The association among the LN harvest, survival, and node positivity
After further stratifying patients based on the number of LNs examined in a narrower range, univariable and multivariable analyses were conducted to confirm the association among LN harvest, survival, and node positivity in both derivation and validation cohorts. The 5-year CSS rates and overall survival (OS) rates of patients with 19 or more LNs examined were significantly higher (5-year CSS for < 12 vs. 12–18 vs. ≥ 19 nodes, 74.4% vs. 82.1% vs. 89.5%, P < 0.001; 5-year OS for < 12 vs. 12–18 vs. ≥ 19 nodes, 54.7% vs. 65.6% vs. 75.6%, P < 0.001). After the adjustment for relevant covariables, multivariable analysis revealed that a minimum of 19 LNs examined was associated with improved survival compared with those of 12–18 nodes (CSS: adjusted HR 1.58, P < 0.001; OS: adjusted HR 1.31, P < 0.001) and fewer than 12 nodes (CSS: adjusted HR 2.26, P < 0.001; OS: adjusted HR 1.80, P < 0.001) (Fig. 2). Similar survival benefits from 19 or more LN harvest were also found in the validation cohort (Fig. 2). Subgroup analyses were conducted in patients with older age, small tumor size, appendix cancer, and transverse colon cancer, who were more likely to receive an inadequate lymphadenectomy. An increased risk of cancer-special mortality could also be observed in patients with 12–18 nodes examined in these subgroups (Fig. S1).
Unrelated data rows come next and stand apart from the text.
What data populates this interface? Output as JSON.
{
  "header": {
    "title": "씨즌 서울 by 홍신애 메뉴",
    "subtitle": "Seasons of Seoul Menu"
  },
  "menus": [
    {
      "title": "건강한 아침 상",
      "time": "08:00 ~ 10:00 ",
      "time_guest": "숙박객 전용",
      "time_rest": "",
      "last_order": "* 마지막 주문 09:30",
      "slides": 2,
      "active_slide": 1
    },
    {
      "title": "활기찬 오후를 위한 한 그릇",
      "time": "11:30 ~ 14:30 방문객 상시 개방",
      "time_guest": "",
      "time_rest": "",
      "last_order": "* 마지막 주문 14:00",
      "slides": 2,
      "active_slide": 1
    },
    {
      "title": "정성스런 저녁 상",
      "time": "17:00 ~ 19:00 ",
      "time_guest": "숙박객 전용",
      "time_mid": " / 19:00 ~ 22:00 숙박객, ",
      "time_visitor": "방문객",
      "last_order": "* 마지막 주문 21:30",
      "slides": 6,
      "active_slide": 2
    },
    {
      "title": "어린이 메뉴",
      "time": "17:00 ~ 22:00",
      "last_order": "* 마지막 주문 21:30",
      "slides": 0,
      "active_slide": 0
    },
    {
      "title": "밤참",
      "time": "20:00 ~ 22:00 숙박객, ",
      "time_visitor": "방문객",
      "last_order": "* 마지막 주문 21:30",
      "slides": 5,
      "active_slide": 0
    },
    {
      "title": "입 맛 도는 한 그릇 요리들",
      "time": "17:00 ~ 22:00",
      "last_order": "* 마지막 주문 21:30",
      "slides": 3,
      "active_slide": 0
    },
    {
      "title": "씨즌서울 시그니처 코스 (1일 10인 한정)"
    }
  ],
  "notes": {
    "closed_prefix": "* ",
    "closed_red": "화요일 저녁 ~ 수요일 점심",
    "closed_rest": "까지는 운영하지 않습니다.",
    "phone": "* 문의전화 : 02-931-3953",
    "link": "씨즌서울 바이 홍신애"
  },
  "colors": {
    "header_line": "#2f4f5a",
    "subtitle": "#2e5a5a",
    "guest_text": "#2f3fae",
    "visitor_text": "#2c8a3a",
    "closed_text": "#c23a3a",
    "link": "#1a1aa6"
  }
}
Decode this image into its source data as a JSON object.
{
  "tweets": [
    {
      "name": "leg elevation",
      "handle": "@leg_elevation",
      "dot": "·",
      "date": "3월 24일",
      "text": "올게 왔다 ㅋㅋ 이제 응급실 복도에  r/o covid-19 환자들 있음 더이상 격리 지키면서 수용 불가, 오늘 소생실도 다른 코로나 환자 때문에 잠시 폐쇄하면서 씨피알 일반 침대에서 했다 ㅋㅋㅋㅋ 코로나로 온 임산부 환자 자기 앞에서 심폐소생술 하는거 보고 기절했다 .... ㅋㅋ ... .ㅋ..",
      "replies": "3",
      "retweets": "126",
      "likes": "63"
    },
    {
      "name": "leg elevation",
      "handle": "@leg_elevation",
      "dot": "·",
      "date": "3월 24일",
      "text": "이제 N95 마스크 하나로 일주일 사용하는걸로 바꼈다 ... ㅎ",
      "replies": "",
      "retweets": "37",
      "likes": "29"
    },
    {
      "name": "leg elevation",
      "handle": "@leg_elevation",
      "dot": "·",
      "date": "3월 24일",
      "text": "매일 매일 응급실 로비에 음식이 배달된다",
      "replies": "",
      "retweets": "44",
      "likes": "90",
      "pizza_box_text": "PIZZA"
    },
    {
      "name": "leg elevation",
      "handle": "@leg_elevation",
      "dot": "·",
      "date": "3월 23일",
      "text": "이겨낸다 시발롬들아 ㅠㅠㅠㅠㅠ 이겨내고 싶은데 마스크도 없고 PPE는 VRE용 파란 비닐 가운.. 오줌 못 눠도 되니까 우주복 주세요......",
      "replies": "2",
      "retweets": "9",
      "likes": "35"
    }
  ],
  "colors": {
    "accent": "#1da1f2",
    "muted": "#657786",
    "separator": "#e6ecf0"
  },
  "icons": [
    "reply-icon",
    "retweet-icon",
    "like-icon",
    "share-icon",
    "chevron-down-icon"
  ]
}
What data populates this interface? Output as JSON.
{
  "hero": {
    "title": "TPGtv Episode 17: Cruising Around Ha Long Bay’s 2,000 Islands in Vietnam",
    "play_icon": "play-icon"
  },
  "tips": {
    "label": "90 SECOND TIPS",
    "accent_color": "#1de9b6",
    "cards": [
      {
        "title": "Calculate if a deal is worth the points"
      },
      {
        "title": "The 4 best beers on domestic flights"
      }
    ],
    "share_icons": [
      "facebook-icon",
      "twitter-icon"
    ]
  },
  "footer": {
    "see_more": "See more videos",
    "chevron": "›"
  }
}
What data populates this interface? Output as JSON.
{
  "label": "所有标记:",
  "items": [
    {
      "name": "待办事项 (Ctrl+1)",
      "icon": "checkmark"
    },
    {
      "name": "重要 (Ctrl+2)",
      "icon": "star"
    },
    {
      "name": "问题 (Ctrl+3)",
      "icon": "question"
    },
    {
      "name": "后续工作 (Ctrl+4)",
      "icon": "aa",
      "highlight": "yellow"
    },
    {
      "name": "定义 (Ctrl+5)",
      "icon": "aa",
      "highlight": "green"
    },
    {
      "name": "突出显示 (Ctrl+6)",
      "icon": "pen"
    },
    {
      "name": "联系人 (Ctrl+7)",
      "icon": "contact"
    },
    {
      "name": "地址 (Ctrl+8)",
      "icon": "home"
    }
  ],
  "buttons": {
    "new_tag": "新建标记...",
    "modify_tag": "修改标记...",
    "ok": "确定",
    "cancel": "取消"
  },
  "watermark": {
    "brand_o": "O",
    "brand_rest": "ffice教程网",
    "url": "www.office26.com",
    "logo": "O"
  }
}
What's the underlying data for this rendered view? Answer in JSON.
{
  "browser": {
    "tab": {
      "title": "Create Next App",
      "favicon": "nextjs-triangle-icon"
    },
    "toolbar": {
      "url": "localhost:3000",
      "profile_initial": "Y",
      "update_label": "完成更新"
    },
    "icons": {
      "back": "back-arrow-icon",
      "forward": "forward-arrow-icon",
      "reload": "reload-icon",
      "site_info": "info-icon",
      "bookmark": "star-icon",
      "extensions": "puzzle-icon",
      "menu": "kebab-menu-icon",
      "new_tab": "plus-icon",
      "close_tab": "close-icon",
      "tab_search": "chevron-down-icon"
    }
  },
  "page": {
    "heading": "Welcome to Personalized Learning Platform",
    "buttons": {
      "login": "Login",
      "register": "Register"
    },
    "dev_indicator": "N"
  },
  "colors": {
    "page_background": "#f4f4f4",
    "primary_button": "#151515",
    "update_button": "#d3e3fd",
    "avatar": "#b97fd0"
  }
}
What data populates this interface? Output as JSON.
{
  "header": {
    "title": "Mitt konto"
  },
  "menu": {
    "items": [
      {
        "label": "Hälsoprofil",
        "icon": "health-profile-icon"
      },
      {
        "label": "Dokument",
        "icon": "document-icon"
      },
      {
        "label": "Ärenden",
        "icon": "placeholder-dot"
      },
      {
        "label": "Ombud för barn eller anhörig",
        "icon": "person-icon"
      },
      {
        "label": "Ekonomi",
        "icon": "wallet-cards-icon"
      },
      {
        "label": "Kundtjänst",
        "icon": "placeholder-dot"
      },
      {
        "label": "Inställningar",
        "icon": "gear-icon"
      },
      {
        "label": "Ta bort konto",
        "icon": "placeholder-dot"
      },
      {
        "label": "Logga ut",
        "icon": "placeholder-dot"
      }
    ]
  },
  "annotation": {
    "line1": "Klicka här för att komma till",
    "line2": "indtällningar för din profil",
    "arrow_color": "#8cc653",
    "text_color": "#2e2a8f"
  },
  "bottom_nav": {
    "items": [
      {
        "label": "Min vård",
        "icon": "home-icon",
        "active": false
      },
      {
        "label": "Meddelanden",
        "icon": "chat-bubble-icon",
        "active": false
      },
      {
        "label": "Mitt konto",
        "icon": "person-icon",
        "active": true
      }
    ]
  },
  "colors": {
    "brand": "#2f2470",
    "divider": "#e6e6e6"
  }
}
In terms of node positivity, more positive LNs could be detected after a minimum of 19 LN harvest. Patients with 19 or more LNs examined had higher rates of LN metastases and N2 stage than those with fewer than 19 nodes (Table 4). Compared with a minimum of 19 LN harvest, the fewer LNs examined (< 12 nodes: adjusted OR 0.84, P < 0.001; 12–18 nodes: adjusted OR 0.93, P = 0.003) were associated with a decreased risk of node positivity. The consistent findings were also recognized in the validation cohort (Table 4).
Discussion
Lymph node–negative RSCC is associated with better survival than those in left-sided colon, while the cancer-specific mortality is significantly increased in RSCC after LN metastasis [2]. Therefore, an adequate LN examination is essential to accurately evaluate the LN status and avoid understaging in patients with RSCC. We designed this largest population-based study, to explore the optimal LN yield in stage II RSCC associated with the prognosis and LN positivity. A minimum of 12 LN harvest recommended by the AJCC seemed to be insufficient. Our data determined 19 LNs as the optimal cut-off point for improved CSS and accurate nodal staging. Patients with older age, small tumor size, appendix, and transverse colon cancer were more likely to receive an inadequate pathologic examination of the surgical specimen.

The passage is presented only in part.